Warum eineiige Zwillinge manchmal unterschiedliche Methylierungsmuster aufweisen, ist nicht klar. Wenn die Hypothese von Rice richtig ist, könnten die Epi-Merkmale ihrer Mütter bei einem Sohn gelöscht worden sein, bei dem anderen aber nicht; oder vielleicht haben beide keine Merkmale geerbt, aber einer von ihnen hat sie im Mutterleib aufgenommen. In einer früheren Übersichtsarbeit haben Ngun und Vilain Beweise dafür angeführt, dass die Methylierung durch subtile Unterschiede in der Umgebung, die jeder Fötus während der Schwangerschaft erfährt, bestimmt werden kann, z. B. durch die genaue Lage im Mutterleib und den Anteil der mütterlichen Blutversorgung, den jeder Fötus erhält.

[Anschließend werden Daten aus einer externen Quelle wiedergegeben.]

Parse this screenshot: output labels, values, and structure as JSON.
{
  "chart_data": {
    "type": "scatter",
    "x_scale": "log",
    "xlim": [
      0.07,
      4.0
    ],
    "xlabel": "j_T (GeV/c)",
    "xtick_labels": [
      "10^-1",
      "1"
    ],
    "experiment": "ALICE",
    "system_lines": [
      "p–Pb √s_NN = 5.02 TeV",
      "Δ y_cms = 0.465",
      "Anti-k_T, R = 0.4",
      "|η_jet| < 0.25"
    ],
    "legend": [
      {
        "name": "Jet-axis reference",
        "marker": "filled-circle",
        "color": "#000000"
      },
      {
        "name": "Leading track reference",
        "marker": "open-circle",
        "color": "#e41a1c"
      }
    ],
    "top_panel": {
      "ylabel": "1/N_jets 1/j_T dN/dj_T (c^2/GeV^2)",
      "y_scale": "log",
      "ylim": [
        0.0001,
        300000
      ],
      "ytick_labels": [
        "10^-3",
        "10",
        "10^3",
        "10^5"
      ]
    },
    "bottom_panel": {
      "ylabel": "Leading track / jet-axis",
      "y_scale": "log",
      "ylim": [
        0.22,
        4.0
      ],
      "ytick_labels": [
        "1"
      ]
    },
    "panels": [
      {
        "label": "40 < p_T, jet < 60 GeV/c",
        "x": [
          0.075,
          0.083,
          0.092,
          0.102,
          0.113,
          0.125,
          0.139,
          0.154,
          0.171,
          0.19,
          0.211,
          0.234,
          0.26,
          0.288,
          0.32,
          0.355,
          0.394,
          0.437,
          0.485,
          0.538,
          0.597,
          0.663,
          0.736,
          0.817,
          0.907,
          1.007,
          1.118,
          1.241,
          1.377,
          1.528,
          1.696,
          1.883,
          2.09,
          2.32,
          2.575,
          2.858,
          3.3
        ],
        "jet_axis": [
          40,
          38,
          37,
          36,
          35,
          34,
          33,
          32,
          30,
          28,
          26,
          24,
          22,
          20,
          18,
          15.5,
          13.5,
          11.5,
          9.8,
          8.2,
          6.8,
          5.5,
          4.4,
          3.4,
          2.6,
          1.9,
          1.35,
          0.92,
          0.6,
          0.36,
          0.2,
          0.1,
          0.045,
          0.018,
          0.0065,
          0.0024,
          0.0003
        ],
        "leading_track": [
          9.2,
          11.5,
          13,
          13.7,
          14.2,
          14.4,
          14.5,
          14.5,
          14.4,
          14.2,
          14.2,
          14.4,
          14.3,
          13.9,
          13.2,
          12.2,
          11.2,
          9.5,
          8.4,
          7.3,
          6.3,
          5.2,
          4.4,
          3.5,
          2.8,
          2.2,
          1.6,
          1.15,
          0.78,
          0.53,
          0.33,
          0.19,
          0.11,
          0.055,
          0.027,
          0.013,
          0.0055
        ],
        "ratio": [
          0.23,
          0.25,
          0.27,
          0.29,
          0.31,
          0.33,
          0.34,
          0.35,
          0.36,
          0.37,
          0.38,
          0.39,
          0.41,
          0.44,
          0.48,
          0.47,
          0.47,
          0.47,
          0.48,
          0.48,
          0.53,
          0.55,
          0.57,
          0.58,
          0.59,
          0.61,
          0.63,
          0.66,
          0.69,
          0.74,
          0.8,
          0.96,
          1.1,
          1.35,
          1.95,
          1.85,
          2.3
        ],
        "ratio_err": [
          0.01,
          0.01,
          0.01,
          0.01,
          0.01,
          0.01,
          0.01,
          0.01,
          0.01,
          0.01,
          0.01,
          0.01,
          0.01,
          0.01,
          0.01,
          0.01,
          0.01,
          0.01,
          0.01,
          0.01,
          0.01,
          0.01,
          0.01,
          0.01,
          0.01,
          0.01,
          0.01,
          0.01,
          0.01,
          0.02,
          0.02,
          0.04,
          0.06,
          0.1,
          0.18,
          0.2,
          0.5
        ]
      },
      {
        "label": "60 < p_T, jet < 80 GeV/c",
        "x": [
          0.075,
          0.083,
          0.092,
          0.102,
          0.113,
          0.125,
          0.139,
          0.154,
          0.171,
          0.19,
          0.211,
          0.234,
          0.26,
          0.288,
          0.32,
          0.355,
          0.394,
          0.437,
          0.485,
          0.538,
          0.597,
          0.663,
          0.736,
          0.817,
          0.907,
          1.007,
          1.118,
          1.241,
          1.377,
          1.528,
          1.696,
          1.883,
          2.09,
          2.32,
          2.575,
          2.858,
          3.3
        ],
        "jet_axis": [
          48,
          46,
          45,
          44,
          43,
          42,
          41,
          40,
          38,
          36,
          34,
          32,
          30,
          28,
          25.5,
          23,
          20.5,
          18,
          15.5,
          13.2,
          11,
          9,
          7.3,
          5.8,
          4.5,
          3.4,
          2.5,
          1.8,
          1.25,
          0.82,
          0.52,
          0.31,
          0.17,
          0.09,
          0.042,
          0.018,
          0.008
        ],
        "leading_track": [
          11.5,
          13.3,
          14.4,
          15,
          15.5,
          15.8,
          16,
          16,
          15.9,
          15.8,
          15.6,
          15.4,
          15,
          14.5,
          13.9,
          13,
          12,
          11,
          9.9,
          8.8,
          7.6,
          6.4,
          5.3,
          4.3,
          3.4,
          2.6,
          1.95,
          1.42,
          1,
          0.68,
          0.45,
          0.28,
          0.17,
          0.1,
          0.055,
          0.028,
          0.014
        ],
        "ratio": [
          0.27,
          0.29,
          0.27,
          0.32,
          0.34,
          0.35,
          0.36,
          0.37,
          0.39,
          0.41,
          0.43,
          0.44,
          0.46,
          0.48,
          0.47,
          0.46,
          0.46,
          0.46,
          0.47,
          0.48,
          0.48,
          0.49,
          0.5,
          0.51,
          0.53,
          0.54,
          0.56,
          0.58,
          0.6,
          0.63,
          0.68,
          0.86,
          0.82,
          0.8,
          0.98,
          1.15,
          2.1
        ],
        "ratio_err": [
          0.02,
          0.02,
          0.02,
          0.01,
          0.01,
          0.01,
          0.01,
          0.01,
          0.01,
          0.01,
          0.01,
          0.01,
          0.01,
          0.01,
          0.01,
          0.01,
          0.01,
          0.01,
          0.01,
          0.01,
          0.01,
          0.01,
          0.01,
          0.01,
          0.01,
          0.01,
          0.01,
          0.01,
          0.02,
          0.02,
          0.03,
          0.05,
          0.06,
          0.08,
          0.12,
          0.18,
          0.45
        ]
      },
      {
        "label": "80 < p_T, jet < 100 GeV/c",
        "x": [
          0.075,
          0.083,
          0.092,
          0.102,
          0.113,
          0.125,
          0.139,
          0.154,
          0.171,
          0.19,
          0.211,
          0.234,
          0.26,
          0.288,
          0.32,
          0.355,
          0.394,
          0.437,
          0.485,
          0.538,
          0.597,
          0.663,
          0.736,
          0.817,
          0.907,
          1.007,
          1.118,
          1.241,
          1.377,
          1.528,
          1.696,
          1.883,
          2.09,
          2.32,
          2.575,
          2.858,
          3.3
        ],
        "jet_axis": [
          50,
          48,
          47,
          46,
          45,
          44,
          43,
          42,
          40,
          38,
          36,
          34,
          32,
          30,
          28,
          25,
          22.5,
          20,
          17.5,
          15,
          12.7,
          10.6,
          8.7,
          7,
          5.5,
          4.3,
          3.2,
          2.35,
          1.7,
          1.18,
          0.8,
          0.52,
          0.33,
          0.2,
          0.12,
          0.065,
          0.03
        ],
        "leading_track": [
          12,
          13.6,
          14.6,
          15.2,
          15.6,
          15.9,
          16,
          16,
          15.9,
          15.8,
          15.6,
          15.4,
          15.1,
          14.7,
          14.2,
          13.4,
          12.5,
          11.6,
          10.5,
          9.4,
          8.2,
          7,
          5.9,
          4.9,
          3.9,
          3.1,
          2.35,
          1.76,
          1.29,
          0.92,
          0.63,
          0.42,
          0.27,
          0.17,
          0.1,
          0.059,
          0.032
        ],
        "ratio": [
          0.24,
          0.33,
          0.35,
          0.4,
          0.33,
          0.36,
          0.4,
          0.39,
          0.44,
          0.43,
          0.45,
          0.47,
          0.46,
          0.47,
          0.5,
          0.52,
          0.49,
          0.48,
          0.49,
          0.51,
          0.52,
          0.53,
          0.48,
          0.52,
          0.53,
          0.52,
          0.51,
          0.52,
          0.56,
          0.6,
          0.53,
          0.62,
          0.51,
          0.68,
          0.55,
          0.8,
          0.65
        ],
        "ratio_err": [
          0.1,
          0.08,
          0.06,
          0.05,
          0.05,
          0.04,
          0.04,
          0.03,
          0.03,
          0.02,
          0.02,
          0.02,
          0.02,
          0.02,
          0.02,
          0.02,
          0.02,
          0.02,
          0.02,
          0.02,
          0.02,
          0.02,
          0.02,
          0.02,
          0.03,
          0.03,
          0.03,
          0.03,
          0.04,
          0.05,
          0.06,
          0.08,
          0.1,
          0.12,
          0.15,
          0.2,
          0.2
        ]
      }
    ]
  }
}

Solche subtilen Einflüsse sind „der Ort, an dem die Action stattfindet“, sagt der Psychologe J. Michael Bailey von der Northwestern University in Evanston, Illinois. „Diskordante Zwillinge sind der beste Weg, dies zu untersuchen.“ Er und Rice weisen jedoch darauf hin, dass die Studie mit mehr Zwillingen wiederholt werden muss, um vollständig glaubwürdig zu sein. Sergey Gavrilets, Evolutionsbiologe an der University of Tennessee, Knoxville, und Mitautor von Rices Epigenetik-Modell, fügt hinzu, dass die Studie auch „überzeugender“ wäre, wenn das Team die Regionen, die epigenetische Unterschiede aufweisen, mit der Testosteronempfindlichkeit im Mutterleib in Verbindung bringen könnte.
Vilains Team betont, dass die Ergebnisse nicht dazu verwendet werden sollten, Tests für Homosexualität oder eine fehlgeleitete „Heilung“ zu entwickeln. Bailey sagt, er mache sich keine Sorgen wegen eines solchen Missbrauchs. „Wir werden in absehbarer Zeit nicht die Möglichkeit haben, die sexuelle Orientierung zu manipulieren“, sagt er. Und in jedem Fall, so fügt er hinzu, „sollten wir die Forschung über die Ursprünge der sexuellen Orientierung nicht auf der Grundlage hypothetischer oder realer Implikationen einschränken“.